I suppose I fall into the “big deal?-who cares?”
crowd. The Kaplan contributor writes, “…there was no land known as Palestine
for 1,500 years after Joshua’s time” and Michael Brown writes, “…that ‘Palestine’
did not exist at that time.” But aren’t they talking about Palestine as we know
it as a country today and not the long-time historic use of the word in English
to refer to the land of the Philistines?
I don’t know exactly when the word “Palestine” entered
into the English language, but it was around by the time Wycliffe translated
the Bible in 1382. The Jewish Virtual Library says, “A
derivative of the name Palestine first appears in Greek literature in the 5th
Century BCE when the historian Herodotus called the area Palaistinē (Greek -
Παλαιστινη)” and English dictionaries give its etymology sometimes like this: “From
Greek Palaistinē (used in early
Christian writing), from Latin (Syria) Palaestina
(the name of a Roman province), from Philistia ‘land of the Philistines’.”
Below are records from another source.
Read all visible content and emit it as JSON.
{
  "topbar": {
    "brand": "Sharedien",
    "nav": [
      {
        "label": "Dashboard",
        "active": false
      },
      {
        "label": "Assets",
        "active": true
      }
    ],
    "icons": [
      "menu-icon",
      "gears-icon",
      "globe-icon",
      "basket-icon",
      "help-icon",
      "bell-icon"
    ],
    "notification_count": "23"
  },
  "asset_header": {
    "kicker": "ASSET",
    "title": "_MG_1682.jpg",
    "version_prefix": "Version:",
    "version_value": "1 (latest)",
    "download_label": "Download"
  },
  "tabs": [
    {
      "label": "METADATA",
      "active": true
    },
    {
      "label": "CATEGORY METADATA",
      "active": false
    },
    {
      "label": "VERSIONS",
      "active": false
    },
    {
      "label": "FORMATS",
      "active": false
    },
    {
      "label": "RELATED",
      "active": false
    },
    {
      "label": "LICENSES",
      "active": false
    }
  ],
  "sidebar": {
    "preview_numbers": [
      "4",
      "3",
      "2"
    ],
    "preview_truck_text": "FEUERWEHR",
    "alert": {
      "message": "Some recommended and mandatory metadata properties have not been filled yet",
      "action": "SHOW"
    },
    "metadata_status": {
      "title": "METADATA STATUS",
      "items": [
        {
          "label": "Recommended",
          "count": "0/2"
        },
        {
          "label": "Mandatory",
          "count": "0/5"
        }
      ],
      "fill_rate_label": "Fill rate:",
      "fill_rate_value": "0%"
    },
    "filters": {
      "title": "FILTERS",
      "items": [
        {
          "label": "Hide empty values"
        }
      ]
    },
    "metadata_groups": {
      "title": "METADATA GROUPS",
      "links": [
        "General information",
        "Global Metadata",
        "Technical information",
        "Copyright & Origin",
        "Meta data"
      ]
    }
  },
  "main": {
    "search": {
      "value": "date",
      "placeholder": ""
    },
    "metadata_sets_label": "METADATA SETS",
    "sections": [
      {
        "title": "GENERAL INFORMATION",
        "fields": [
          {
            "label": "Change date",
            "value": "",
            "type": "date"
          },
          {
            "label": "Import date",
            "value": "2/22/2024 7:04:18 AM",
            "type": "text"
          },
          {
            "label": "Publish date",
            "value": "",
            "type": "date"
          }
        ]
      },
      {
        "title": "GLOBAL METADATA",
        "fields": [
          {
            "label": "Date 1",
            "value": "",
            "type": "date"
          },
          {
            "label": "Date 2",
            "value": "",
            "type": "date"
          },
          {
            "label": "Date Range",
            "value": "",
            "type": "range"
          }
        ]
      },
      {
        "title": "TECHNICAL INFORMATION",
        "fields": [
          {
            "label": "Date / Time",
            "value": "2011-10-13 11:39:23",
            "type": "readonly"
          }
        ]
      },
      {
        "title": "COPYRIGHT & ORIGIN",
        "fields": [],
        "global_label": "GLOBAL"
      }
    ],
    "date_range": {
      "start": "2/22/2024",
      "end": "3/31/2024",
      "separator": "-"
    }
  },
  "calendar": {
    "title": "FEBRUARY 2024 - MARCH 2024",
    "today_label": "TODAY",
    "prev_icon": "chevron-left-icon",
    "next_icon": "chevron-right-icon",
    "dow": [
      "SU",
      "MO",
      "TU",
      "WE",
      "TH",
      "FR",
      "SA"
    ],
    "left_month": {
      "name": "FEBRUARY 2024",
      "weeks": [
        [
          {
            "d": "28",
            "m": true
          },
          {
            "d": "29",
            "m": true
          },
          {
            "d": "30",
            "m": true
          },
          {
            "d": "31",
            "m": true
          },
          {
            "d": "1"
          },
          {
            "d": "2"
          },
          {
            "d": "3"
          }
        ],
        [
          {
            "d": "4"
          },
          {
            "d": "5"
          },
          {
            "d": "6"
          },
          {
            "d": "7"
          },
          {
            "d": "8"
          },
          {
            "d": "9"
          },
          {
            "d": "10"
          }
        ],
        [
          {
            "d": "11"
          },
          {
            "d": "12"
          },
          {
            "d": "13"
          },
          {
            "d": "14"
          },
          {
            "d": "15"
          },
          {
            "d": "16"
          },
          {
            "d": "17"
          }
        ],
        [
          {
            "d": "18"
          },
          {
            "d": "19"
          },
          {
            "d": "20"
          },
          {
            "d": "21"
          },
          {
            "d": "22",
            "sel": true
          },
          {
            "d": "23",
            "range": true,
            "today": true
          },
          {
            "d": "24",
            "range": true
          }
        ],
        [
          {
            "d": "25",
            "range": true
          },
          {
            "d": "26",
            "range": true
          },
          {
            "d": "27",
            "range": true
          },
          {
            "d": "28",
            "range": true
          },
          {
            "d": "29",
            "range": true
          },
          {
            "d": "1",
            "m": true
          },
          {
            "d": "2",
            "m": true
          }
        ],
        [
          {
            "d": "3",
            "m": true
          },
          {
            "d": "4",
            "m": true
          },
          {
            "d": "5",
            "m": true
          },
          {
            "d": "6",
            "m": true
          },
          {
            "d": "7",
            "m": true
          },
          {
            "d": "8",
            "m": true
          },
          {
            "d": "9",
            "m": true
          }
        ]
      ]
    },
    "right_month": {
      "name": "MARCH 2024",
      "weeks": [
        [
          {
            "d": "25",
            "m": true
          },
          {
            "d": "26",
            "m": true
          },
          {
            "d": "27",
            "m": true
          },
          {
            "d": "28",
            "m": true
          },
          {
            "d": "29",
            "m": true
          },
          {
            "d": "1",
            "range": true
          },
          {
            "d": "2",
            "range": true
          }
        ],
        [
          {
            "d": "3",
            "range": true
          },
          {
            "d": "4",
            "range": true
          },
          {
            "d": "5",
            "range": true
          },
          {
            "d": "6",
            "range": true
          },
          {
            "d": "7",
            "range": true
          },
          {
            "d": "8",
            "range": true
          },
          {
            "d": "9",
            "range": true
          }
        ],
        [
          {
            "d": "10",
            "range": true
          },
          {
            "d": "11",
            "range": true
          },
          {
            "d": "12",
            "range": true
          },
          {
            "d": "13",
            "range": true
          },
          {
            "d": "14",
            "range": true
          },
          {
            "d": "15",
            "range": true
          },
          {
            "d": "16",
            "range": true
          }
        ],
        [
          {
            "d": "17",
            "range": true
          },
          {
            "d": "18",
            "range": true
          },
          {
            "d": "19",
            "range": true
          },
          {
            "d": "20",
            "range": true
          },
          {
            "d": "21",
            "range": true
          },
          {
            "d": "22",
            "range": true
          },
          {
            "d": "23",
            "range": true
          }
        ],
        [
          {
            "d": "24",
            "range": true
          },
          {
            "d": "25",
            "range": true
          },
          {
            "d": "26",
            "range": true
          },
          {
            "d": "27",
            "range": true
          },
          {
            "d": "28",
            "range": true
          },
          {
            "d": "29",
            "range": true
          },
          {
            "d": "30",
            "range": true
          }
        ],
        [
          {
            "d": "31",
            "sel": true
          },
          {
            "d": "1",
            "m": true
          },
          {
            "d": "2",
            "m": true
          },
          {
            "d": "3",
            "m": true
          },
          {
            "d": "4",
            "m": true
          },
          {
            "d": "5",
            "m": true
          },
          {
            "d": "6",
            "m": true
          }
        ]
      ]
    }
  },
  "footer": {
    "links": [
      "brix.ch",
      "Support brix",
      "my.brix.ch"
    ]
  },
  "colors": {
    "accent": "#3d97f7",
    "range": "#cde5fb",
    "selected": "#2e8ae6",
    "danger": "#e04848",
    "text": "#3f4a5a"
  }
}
According to the modernized printing of Wycliffe’s
Bible available at Bible
Gateway, Palestine is used 15 times in his Old Testament.
- Genesis (5)
- Exodus (1)
- Jeremiah (2)
- Ezekiel (4)
- Joel (1)
- Amos (2)
Nevertheless I have no objection to dropping “Palestine”
from this Bible that I don’t use anyway!
[i] Not used in the text, but
in the in subheads of Joshua 10:29 and Joshua 11:1 – “Joshua’s Conquest of
Southern Palestine” and “Northern Palestine Taken.”